Mesele, KCK’ya sızmış MİT ajanları tarafından istihbar edilen terör faaliyetlerinin önlenememiş olmasından da ibaret değildir. Yapıya nüfuz etmiş polis muhbirleri marifetiyle önceden haber alındığı halde önlenememiş suç eylemleri, yasadışı örgüt faaliyetleri ve siyasi cinayetler de olmuştur. Ama özel yetkili savcılar, bugünküne benzer bir yöntemi her olayda denememiştir. Dink cinayeti buna örnektir.”
+++
Erdoğan’ı ikna odaları
Yandaş medyanın Tayyip Erdoğan’ın Hakan Fidan’ı savcılara teslim etmemesi(!)ni çok sert bir dille eleştiren kesimi dün taktik değişikliğine gitti. Kılıçlar kınlarına sokulmadı ama bir miktar törpülendi. Çünkü bu kez başvurdukları “ikna yöntemi” ydi.
“İktidarın savcıları” itirafı
Bugün yazarı Gültekin Avcı, Başbakan’ı “emniyet ve yargı” nın “dostu olduğu” na inandırmaya uğraşırken farkında olmadan savcıların bugüne kadar “AKP için” çalıştıkları itirafında da bulundu:
“MİT soruşturmasını yürüten özel savcılığın başında kim var?
Ergenekon iddianamelerinde imzası olan Başsavcı Vekili Fikret Seçen.
Bu zamana kadar güvenmedik mi bu savcılara?

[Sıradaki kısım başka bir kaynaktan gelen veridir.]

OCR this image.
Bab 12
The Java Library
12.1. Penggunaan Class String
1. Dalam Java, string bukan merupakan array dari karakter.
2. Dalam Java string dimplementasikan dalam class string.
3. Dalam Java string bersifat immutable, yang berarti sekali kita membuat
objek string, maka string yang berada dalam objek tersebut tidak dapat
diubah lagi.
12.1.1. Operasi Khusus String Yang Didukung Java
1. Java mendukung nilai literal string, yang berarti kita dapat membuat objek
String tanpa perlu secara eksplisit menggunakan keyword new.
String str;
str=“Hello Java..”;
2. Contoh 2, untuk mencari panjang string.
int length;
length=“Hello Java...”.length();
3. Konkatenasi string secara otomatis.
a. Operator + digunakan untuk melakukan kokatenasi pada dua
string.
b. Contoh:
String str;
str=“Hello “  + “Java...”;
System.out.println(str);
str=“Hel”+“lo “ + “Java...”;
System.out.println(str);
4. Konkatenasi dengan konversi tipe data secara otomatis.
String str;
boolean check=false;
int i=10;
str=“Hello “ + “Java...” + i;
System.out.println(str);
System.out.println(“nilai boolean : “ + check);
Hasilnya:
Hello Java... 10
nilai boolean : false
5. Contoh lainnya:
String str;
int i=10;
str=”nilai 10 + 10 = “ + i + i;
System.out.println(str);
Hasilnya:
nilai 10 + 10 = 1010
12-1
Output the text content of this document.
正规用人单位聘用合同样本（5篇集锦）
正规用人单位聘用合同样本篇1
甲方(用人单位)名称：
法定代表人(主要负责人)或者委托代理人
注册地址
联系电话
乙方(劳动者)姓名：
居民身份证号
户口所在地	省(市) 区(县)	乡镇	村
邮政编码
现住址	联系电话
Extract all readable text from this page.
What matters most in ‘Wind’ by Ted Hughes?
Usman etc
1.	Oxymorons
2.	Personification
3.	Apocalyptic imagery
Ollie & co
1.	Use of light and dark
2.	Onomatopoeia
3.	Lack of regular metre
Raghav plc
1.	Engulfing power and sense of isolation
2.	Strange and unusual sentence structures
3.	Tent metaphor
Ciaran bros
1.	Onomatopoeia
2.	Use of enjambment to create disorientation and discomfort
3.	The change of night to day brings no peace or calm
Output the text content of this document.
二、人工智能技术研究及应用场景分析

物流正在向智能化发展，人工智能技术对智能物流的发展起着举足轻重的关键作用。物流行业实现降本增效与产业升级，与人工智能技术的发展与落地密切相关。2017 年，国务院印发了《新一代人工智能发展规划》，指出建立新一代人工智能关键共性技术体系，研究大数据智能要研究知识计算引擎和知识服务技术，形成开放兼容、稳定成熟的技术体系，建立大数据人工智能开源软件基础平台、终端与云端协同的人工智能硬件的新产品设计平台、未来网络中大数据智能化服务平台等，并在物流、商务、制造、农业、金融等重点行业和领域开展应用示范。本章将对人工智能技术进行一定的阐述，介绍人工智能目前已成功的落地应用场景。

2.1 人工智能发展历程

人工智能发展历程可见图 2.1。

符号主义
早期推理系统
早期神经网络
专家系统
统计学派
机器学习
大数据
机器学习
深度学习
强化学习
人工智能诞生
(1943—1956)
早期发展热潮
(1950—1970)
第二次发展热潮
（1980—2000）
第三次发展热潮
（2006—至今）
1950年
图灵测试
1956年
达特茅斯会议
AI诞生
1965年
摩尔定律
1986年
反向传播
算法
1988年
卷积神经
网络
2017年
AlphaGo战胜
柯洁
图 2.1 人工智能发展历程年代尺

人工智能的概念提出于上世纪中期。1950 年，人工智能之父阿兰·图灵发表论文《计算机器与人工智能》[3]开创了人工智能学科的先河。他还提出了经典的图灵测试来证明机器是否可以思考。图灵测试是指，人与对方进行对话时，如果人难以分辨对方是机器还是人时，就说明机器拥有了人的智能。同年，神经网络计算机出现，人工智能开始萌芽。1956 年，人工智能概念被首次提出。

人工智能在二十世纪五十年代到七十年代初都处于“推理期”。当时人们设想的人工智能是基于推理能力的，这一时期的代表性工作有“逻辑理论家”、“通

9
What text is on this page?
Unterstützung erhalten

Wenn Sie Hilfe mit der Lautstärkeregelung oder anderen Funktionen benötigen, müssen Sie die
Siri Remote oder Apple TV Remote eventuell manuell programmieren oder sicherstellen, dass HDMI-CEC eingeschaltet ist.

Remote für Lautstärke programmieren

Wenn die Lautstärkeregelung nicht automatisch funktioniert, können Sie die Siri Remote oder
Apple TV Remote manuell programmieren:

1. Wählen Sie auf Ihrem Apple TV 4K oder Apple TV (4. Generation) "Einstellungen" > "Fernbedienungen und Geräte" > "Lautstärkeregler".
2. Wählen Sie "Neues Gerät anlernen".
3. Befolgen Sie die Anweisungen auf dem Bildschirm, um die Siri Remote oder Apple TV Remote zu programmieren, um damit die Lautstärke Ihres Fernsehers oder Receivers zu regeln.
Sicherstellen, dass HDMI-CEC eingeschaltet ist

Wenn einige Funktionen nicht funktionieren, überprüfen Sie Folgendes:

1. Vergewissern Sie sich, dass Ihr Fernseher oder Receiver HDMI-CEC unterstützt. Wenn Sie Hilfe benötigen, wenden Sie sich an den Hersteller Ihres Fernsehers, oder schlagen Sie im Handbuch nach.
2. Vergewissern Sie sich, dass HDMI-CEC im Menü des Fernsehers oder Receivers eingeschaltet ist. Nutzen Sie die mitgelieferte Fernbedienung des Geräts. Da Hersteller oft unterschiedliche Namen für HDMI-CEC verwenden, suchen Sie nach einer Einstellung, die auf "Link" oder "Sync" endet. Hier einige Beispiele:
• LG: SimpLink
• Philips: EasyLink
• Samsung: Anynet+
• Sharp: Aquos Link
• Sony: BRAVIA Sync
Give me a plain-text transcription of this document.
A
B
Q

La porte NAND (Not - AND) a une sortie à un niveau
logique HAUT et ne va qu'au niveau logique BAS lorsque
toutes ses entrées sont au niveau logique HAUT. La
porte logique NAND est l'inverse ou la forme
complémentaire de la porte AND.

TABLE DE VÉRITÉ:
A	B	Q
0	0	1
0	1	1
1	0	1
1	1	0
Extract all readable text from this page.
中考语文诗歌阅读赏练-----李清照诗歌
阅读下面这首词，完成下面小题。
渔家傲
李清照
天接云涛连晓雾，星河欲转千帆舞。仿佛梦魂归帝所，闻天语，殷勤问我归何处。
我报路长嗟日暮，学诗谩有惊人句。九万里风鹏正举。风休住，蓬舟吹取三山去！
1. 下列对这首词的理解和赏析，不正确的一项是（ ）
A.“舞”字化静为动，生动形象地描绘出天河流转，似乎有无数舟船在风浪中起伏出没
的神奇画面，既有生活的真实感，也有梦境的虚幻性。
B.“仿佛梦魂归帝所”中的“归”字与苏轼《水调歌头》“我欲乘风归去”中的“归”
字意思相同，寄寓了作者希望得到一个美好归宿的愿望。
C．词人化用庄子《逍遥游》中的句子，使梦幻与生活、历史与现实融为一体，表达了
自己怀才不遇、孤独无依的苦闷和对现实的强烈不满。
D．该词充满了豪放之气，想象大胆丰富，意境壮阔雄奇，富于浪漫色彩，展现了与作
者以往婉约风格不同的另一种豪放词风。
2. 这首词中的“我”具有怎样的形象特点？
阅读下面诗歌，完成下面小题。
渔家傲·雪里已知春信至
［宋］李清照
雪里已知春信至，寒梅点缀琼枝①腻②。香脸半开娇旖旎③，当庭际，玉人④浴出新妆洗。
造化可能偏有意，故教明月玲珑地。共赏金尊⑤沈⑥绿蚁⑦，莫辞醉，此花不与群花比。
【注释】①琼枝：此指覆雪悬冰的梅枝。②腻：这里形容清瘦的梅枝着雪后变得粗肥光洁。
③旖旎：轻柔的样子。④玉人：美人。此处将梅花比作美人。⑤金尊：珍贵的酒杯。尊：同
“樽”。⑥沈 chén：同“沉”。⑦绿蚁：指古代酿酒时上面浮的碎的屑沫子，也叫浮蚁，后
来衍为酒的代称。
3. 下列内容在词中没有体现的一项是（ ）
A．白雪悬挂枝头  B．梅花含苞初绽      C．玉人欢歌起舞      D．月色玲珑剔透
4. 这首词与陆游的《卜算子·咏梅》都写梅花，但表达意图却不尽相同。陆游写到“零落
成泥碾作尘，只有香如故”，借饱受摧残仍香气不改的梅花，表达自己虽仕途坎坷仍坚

AK Parti’nin altını illegal şekilde oymaya çalışan türlü kirli odakları ve cuntaları bugüne kadar hayatları pahasına sorgulayan İstanbul özel yetkili savcılık teşkilatına, şimdi sırf Hakan Fidan şüpheli olarak çağrıldı diye İsrail savcılığı muamelesi yapanlar ellerini vicdanlarına koymalılar.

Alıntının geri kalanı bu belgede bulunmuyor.